27.6.13

Gastronomía Molecular

La relación entre cocina y laboratorio es algo más que evidente, en ambos se trabaja en base a una receta (protocolo) que puede ser modificada si se buscan nuevos resultados, que pueden ser peores que el original, etc. Por lo que era de esperar que en la actual época en la que se busca la innovación en todos los campos surgiera una relación intrínseca entre ambos conceptos, esto ha generado lo que hoy día llaman "Gastronomía Molecular". Se trata de entrelazar conocimientos de ambas áreas para obtener resultados novedosos y sorprendentes al paladar.

Mediante esta combinación se consiguen nuevos colores, olores, sabores, texturas y casi todo lo que cabe en la imaginación de un cocinero ya que se abren nuevas puertas de jugar con la temperatura, con las características de los compuestos químicos de distintos alimentos, etc. Como concepto la idea es buena, el problema es cuando, cualquier que esté leyendo esto y trabaje en un laboratorio, se preguntará ¿es saludable?, nosotros acostumbrados a ver calaveras y señales de alerta en la mayoría de los componentes del laboratorio nos hace preguntarnos si el uso de nitrógeno líquido para enfríar una crema fría, un granizado o un helado, puede generar efectos nocivos sobre la salud. Los expertos descartan estos efectos nocivos, eso sí, advierten de que hay que saber que se utiliza y para que se utiliza. A continuación copio (literalmente del siguiente link) algunos de las técnicas novedosas llevados a la alta cocina:

- Nitrógeno líquido: el nitrógeno es un gas que en estado líquido (a menos 196 grados centígrados) se puede añadir a ciertos alimentos logrando una congelación ultrarapida. El efecto es que el granizado que se obtiene es tan cremoso como helado, incluso más. Y, según los expertos, mantiene casi intactas las propiedades nutricionales de los alimentos.

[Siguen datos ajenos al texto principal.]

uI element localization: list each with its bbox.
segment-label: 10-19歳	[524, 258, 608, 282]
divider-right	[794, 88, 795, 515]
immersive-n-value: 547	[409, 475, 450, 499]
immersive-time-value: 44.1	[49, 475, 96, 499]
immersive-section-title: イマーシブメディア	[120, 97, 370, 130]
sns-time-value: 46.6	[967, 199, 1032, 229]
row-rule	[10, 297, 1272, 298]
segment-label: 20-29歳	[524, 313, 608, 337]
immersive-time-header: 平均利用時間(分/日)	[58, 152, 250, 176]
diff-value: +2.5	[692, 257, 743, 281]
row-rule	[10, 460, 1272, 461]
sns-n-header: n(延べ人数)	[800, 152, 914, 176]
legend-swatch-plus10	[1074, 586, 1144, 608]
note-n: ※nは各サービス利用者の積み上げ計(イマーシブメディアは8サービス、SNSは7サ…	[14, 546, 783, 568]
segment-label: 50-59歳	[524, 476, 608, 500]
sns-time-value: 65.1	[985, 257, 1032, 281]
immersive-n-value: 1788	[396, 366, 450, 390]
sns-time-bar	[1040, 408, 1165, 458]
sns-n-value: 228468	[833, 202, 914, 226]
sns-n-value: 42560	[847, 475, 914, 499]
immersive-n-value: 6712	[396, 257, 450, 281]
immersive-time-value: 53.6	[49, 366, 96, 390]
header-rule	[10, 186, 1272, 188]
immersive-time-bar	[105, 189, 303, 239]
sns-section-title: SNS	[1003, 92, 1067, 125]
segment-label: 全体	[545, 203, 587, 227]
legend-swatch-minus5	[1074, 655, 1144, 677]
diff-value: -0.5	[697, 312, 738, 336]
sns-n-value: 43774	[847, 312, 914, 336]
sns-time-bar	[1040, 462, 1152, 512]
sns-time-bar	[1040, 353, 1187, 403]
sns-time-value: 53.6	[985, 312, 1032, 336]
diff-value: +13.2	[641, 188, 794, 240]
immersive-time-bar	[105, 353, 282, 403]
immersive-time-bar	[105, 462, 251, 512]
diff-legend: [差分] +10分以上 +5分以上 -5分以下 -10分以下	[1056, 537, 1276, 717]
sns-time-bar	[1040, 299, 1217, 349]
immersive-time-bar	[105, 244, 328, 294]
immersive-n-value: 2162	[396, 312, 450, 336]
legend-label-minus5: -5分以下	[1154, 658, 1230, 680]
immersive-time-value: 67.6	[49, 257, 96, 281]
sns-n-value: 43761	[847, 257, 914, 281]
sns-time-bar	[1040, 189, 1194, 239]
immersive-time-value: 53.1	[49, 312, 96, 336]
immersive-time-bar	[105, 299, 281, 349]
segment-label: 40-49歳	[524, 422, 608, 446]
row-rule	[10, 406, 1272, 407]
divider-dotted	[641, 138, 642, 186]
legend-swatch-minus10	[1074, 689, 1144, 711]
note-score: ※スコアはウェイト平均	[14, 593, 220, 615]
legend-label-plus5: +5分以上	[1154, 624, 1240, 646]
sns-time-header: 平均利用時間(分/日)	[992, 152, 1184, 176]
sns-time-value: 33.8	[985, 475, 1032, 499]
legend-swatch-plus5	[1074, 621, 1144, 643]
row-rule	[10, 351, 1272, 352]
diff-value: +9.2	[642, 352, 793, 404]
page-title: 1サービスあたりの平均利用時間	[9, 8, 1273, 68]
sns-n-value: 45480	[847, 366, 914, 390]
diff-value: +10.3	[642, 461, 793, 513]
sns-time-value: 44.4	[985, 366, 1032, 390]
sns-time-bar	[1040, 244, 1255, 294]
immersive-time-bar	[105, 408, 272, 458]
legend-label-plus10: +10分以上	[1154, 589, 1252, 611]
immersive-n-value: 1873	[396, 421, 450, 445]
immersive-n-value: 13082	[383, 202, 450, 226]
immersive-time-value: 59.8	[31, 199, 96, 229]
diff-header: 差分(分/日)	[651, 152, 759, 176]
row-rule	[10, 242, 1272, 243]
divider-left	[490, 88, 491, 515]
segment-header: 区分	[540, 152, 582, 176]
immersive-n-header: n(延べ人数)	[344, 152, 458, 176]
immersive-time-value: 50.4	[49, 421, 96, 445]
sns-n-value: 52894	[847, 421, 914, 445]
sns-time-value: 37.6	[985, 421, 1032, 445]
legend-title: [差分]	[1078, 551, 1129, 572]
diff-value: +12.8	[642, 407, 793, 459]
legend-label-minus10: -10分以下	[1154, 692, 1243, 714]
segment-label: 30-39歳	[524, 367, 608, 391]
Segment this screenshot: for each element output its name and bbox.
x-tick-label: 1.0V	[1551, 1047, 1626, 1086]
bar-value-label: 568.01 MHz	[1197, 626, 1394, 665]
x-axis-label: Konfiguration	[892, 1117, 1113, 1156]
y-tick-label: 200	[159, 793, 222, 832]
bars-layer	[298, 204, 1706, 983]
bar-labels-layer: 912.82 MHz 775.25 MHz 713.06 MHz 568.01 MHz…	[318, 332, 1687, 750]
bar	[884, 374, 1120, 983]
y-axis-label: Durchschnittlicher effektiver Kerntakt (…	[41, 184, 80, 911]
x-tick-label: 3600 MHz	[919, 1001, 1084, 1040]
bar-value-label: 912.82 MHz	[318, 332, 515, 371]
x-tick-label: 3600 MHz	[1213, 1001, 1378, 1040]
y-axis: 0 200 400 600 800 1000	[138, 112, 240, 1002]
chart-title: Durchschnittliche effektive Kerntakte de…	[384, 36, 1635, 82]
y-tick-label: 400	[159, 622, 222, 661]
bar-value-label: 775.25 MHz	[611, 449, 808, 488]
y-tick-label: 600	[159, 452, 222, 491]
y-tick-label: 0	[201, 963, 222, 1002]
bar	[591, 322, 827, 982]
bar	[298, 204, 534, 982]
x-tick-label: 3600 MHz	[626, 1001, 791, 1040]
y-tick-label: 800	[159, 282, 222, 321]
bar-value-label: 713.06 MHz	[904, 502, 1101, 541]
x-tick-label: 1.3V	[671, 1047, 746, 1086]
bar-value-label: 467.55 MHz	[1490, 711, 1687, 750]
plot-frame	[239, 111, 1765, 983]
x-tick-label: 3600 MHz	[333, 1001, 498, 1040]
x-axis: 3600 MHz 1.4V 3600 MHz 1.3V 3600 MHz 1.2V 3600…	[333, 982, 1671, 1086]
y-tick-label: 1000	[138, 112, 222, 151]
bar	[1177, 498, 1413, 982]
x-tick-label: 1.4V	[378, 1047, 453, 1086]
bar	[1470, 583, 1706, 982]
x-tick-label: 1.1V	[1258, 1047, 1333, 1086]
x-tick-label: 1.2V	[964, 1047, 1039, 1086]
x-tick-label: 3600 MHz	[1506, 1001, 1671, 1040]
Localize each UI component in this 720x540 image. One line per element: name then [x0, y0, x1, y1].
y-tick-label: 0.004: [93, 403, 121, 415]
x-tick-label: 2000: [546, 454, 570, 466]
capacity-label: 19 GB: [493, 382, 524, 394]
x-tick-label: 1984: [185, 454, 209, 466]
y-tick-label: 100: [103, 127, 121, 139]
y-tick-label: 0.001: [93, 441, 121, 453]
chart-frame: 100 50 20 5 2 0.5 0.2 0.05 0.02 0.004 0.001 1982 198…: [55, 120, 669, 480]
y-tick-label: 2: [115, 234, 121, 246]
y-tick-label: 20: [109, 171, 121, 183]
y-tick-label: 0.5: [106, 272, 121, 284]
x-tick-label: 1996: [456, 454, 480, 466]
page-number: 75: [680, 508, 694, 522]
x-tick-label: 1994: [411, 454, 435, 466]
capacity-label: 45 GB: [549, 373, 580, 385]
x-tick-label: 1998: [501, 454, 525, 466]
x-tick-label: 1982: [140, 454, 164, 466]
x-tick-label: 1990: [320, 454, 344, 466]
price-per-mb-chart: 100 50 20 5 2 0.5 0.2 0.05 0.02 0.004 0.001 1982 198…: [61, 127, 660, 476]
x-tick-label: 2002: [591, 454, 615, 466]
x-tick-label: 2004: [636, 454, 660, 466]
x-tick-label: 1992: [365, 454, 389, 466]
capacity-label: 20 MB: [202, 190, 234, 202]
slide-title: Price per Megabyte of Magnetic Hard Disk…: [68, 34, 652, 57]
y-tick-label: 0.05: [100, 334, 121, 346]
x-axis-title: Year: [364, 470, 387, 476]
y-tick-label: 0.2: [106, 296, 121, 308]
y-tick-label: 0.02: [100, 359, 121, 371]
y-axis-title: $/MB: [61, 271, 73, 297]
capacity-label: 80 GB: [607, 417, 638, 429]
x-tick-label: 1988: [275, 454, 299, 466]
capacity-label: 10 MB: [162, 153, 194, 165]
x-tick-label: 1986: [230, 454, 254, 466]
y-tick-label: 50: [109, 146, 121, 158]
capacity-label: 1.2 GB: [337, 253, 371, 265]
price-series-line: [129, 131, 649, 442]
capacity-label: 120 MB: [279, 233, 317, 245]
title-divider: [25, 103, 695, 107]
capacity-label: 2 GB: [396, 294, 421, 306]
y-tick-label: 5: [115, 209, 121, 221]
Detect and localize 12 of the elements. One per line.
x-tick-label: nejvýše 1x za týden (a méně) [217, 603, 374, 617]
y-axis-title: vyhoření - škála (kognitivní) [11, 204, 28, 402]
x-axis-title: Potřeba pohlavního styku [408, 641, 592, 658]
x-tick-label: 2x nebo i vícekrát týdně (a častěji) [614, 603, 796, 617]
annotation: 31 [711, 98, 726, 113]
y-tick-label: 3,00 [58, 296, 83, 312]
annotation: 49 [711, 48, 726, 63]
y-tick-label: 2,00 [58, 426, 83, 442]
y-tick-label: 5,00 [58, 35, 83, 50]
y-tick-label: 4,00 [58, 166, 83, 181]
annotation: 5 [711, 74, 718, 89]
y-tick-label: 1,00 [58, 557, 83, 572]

- Espumas con sifón: para conseguir espumas casi de cualquier alimento solo hace falta un sifón y cápsulas de óxido nitroso, que se pueden adquirir en muchos supermercados. En el interior el gas se expande y aumenta el volumen de la mezcla en el interior, aportándole textura de espuma o crema batida

- Esferificación: esta técnica permite crear esferas, sólidas por fuera y líquidas por dentro. Para ellos, hace falta alginato, sustancia que se extrae de algunas algas, y sales de calcio. Hay líquidos que no se puede esferificar, como la miel o el aceite. Lo ideal es hacerlo con alimentos que contengan calcio como el yogur. Solo hace falta una cuchara esférica, una disolución de alginato (3 gramos para medio litro de agua) y paciencia.

- Aire: esta técnica se basa en la capacidad de algunos estabilizantes como la lecitina de disolver aire dentro de un líquido. La lecitina, por ejemplo, de soja, se puede adquirir en herbolarios. Se añade al líquido, batidora y la espuma empieza a subir.

En definitiva este concepto se hará cada vez más famoso cuando el gran cocinero Ferrán Adriá reabra su restaurante como escuel/laboratorio de cocina, hasta entonces me quedo con un buen plato de pisto o un gazpacho fresquito sin necesidad de nitrógeno líquido.